The number of profit warnings issued in 2023 by UK-listed companies with a Defined Benefit (DB) pension scheme increased by 6% on the previous year, according to EY-Parthenon’s latest Profit Warnings report.

In total, 72 warnings were issued by listed companies with a DB pension sponsor in 2023, compared to the 68 issued in 2022. 

Listed companies with a DB scheme issued 22 warnings in Q4 2023, an increase of 10% (2) on Q3 – making this the highest quarterly total since Q4 2021, when 22 warnings were also issued. 

Across all UK-listed companies, 77 profit warnings were issued in Q4 2023, with more than a quarter (29%) of these warnings coming from companies with DB schemes. Companies with DB sponsors in the industrials sector issued the most warnings in Q4 and have issued the most throughout 2023 (29). 

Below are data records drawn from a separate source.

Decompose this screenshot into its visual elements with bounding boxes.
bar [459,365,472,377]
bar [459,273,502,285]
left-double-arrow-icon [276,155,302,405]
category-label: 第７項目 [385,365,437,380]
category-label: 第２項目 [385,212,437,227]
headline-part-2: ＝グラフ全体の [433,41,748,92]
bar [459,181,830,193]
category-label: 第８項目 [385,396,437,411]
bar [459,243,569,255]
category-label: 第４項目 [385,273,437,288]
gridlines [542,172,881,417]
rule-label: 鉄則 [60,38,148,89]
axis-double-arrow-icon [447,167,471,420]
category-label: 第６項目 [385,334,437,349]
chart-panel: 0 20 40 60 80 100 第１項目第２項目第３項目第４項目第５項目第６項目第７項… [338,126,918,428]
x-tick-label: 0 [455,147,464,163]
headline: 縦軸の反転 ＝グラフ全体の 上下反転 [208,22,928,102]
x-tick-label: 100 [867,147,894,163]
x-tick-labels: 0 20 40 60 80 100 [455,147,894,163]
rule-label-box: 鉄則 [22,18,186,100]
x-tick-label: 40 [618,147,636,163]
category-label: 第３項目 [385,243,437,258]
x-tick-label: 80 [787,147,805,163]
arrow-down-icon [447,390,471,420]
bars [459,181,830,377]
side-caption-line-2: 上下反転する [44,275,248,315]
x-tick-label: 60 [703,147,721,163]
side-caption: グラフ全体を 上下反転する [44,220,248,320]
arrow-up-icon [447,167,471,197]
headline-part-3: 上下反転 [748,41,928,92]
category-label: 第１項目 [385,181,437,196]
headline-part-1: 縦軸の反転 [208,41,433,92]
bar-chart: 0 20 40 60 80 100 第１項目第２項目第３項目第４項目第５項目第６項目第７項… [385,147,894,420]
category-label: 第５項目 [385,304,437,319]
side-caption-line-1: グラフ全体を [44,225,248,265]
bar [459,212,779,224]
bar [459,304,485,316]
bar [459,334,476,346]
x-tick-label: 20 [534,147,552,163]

Over one-in-five (22%) of UK-listed companies with a DB pension scheme have issued a profit warning in the last 12 months.

Credit tightening remains key driver for profit warnings from companies with a DB pension scheme

Twenty-seven per cent (27%) of profit warnings issued by UK-listed companies with a DB sponsor in Q4 2023 cited pressures from credit tightening as a reason for the warning. Although these pressures have eased since Q3, when 35% of DB sponsors cited it as a reason, this is clearly higher than a year ago in Q4 2022 when 13% gave credit condition as a warning. Tighter conditions around securing finance continue to impact businesses. 
 
Spending and contract delays also triggered an increasing number of profit warnings at the end of 2023 as cautious companies and consumers held back spending. Warnings citing delayed or cancelled contracts rose from 15% in Q3 to 23% in Q4, the largest increase of the quarter.  

Karina Brookes, UK Pensions Covenant Advisory Leader and EY-Parthenon Partner, comments: “The percentage of profit warnings from UK listed companies in 2023 exceeded levels seen at the peak of the financial crisis, with one in five DB sponsors warning in the last 12 months.  

“It is unsurprising to see the increase, given the high costs and tightening credit conditions that companies dealt with in 2023. DB Sponsors will be moving into 2024 with ongoing earnings challenges, alongside new pension regulations and guidance that also need to be addressed. 

“In 2024, we see re-financing risk being a key area of concern, as interest rates remain relatively high and changing capital landscapes make it harder for some corporates to renew existing arrangements. There are still plenty of DB sponsors that haven’t yet dealt with the pain of re-financing in a higher interest rate world. 

“This refinancing risk will play an increasingly important role as employer covenant has now been defined in legislation to ensure that both short term affordability and longer-term covenant horizon, are considered. Longer term financial resilience is a key factor when considering Scheme endgame strategy.” 

Paul Kitson, UK Pensions Consulting Leader at EY, adds: “While the high interest rate environment is increasing the strain on companies' performance, it has also resulted in DB pension schemes being in relatively strong health, with many approaching or exceeding funding targets. There are significant surpluses emerging, giving rise to the question of whether there is true equitability between capital held in the pension scheme versus support for the corporate.

“Following the pension reform consultations announced in the Autumn Statement, Trustees and sponsors will be closely monitoring the upcoming Spring Budget for details around how the industry will be expected to drive forward the change.”